長年にわたり独裁政権が続き、貧困と圧政が国を覆っていた。
政府の汚職、経済の低迷、そしてアメリカからの制裁により、国民の生活は苦しくなる一方だった。
そんな中、一つの黒い装置が大統領宮殿の地下室に持ち込まれた。その中には1体のロボットが入っていた。

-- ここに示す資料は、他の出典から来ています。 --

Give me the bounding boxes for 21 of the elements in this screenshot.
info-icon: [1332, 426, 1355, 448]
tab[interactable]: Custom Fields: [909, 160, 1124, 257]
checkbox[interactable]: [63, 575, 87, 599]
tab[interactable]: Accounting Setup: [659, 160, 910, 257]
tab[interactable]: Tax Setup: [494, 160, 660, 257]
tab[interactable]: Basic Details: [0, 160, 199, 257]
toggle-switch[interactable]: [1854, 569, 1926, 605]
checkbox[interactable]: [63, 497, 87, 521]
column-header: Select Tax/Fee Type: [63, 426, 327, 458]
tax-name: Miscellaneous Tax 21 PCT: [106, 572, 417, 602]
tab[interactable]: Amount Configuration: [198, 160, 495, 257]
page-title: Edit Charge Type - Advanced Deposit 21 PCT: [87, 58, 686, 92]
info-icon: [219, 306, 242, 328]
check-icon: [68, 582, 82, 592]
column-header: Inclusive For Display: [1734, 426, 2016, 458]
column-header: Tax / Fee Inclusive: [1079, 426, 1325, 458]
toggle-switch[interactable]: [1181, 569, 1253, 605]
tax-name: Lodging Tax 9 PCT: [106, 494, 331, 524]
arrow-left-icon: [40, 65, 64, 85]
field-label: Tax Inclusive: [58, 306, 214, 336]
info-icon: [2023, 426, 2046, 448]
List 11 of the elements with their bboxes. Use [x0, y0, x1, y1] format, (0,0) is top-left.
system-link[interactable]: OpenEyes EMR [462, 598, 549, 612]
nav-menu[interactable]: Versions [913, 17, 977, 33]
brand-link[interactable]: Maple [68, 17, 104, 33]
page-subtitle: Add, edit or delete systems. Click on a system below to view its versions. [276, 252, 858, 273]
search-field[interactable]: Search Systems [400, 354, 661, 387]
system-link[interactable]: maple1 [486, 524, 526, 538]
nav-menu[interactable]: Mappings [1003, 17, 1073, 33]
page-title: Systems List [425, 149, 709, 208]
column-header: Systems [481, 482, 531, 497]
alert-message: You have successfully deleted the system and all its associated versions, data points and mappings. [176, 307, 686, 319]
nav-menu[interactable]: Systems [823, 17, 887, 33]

その美しい金髪の女性のロボットには、異世界の技術で作られた人工知能が宿っている。
大統領は装置を見つめ、問いかける。
大統領:「本当に、我が国を強くすることができるのか?」
側近が慎重にスイッチを押すと、冷静な電子音が響いた。
政治アケミアドバイザーの冷静なやさしい女性の声が響く。
アケミ:「私は政治AIアドバイザーのアケミです。あなたの目的は?」
大統領は目を細め、低く答えた。
大統領:「アメリカの支配から脱却し、ニカラグアを中米の強国にすることだ」
【制裁回避と経済成長】
ニカラグアは、アメリカからの制裁により、貿易や金融の流れが大きく制限されていた。
国際社会から孤立しつつある中、経済を立て直すことが急務だった。
大統領:「AIよ、どうすればアメリカの制裁を回避しつつ、経済を発展させられる?」
AIは瞬時に分析を行い、答えを示した。
アケミ「制裁の影響を回避し、経済を成長させるために、以下の3つの戦略を実行してください。」
「貿易の多角化と中露経済圏への接近」
中国の「一帯一路」構想に参加し、インフラ整備と貿易強化。
ロシアとの経済協力を拡大し、金融取引の新たなルートを確保。
「暗号資産とデジタル通貨の導入」
国際決済に暗号資産を利用し、ドル依存を減らす。
独自のデジタル通貨を発行し、制裁の影響を受けない貿易を実現。
「観光業と農業輸出の強化」
カリブ海のリゾート地開発を進め、外国人観光客を呼び込む。
高品質なコーヒーやバナナの輸出を強化し、新たな収益源を確保。
数ヶ月後——
ニカラグアは中国の支援を受け、新たな貿易ルートを確保。
ロシアの銀行を通じて国際金融取引が可能になり、経済の回復が始まった。
さらに、**独自のデジタル通貨「コルドバ・デジタル」**を発行し、制裁の影響を最小限に抑えた。
大統領:「我々はもはや、アメリカの支配下にはない!」
【国民の不満抑制と社会改革】
ニカラグアでは、長年の独裁政治により、国民の不満が高まっていた。
抗議デモが頻発し、政府は強権的な弾圧で応じていたが、これは長期的に見て不安定な状況を生んでいた。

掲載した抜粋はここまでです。